The trap: people assume "I used atomic somewhere, so everything is synchronised." Atomic synchronises the path that goes through the atomic op. Other writes need their own synchronisation.
Fix¶
Use the atomic chain for every access:
var data atomic.Pointer[string]
// A
s := "important"
data.Store(&s)
ready.Store(true)
// B
if ready.Load() {
fmt.Println(*data.Load())
}
empty := ""
data.Store(&empty)
Or hold data access behind a mutex.
Bug 20 — Double-Word Operations on Two Atomics¶
var current atomic.Int64
var version atomic.Int64
func update(v int64) {
current.Store(v)
version.Add(1)
}
func read() (int64, int64) {
return current.Load(), version.Load()
}
What is wrong?¶
Readers want (value, version) to be consistent: the version corresponds to the value. The current code can return (new value, old version) or (old value, new version). Subscribers using version to detect updates may miss them or process them twice.
Fix¶
Pack into a struct:
type Entry struct {
Value, Version int64
}
var current atomic.Pointer[Entry]
func update(v int64) {
for {
old := current.Load()
ver := int64(0)
if old != nil {
ver = old.Version + 1
} else {
ver = 1
}
new := &Entry{Value: v, Version: ver}
if current.CompareAndSwap(old, new) {
return
}
}
}
func read() *Entry { return current.Load() }
A single atomic load returns the full pair.
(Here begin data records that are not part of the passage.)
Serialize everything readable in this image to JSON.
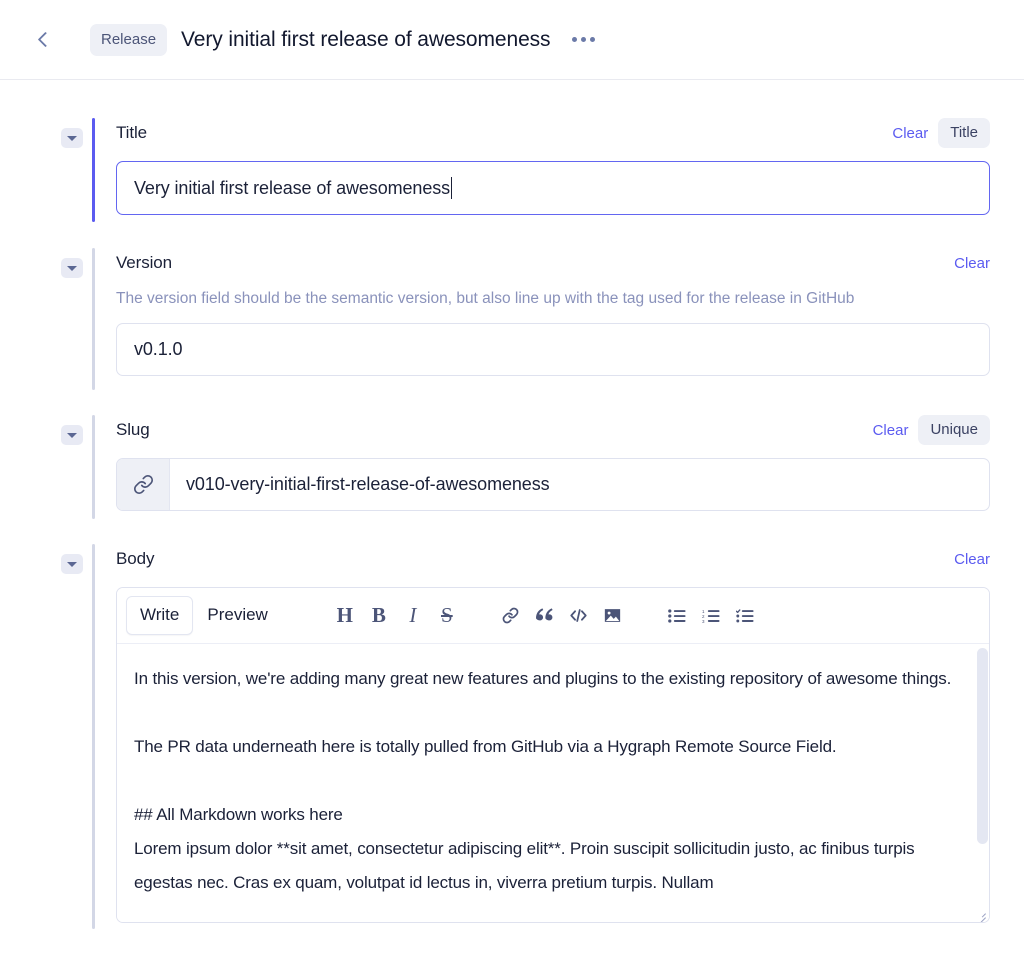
{
  "header": {
    "back_icon": "chevron-left-icon",
    "breadcrumb_type": "Release",
    "title": "Very initial first release of awesomeness",
    "more_icon": "ellipsis-icon"
  },
  "colors": {
    "accent_focused": "#5b5bf0",
    "accent_idle": "#d3d7e6",
    "link": "#5b5bf0",
    "pill_bg": "#eef0f6",
    "desc_text": "#8a92bb",
    "text": "#1b2138"
  },
  "fields": {
    "title": {
      "label": "Title",
      "clear_label": "Clear",
      "tag_label": "Title",
      "value": "Very initial first release of awesomeness",
      "focused": true
    },
    "version": {
      "label": "Version",
      "clear_label": "Clear",
      "description": "The version field should be the semantic version, but also line up with the tag used for the release in GitHub",
      "value": "v0.1.0",
      "focused": false
    },
    "slug": {
      "label": "Slug",
      "clear_label": "Clear",
      "tag_label": "Unique",
      "icon": "link-icon",
      "value": "v010-very-initial-first-release-of-awesomeness",
      "focused": false
    },
    "body": {
      "label": "Body",
      "clear_label": "Clear",
      "tabs": [
        {
          "label": "Write",
          "active": true
        },
        {
          "label": "Preview",
          "active": false
        }
      ],
      "tools": [
        {
          "name": "heading-icon",
          "glyph": "H"
        },
        {
          "name": "bold-icon",
          "glyph": "B"
        },
        {
          "name": "italic-icon",
          "glyph": "I"
        },
        {
          "name": "strikethrough-icon",
          "glyph": "S"
        },
        {
          "name": "link-icon",
          "glyph": ""
        },
        {
          "name": "quote-icon",
          "glyph": "”"
        },
        {
          "name": "code-icon",
          "glyph": "</>"
        },
        {
          "name": "image-icon",
          "glyph": ""
        },
        {
          "name": "bulleted-list-icon",
          "glyph": ""
        },
        {
          "name": "numbered-list-icon",
          "glyph": ""
        },
        {
          "name": "checklist-icon",
          "glyph": ""
        }
      ],
      "value": "In this version, we're adding many great new features and plugins to the existing repository of awesome things.\n\nThe PR data underneath here is totally pulled from GitHub via a Hygraph Remote Source Field.\n\n## All Markdown works here\nLorem ipsum dolor **sit amet, consectetur adipiscing elit**. Proin suscipit sollicitudin justo, ac finibus turpis egestas nec. Cras ex quam, volutpat id lectus in, viverra pretium turpis. Nullam",
      "focused": false
    }
  },
  "collapse_icon": "caret-down-icon"
}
Consistency restored. Cost: allocation per update.
Final Notes¶
Some patterns repeat:
- Mixing atomic and non-atomic access — race detector catches it.
- Two-variable consistency — pack into a struct.
- Mutation after publication — copy-on-write.
Load-then-modify without CAS — race window.- Type mismatch in
atomic.Value— preferatomic.Pointer[T]. - Alignment on 32-bit — use the typed API.
Most of these bugs are caught by go test -race. Some are subtle and require careful reading. Build the habit of running -race in CI; treat its warnings as production-blocking.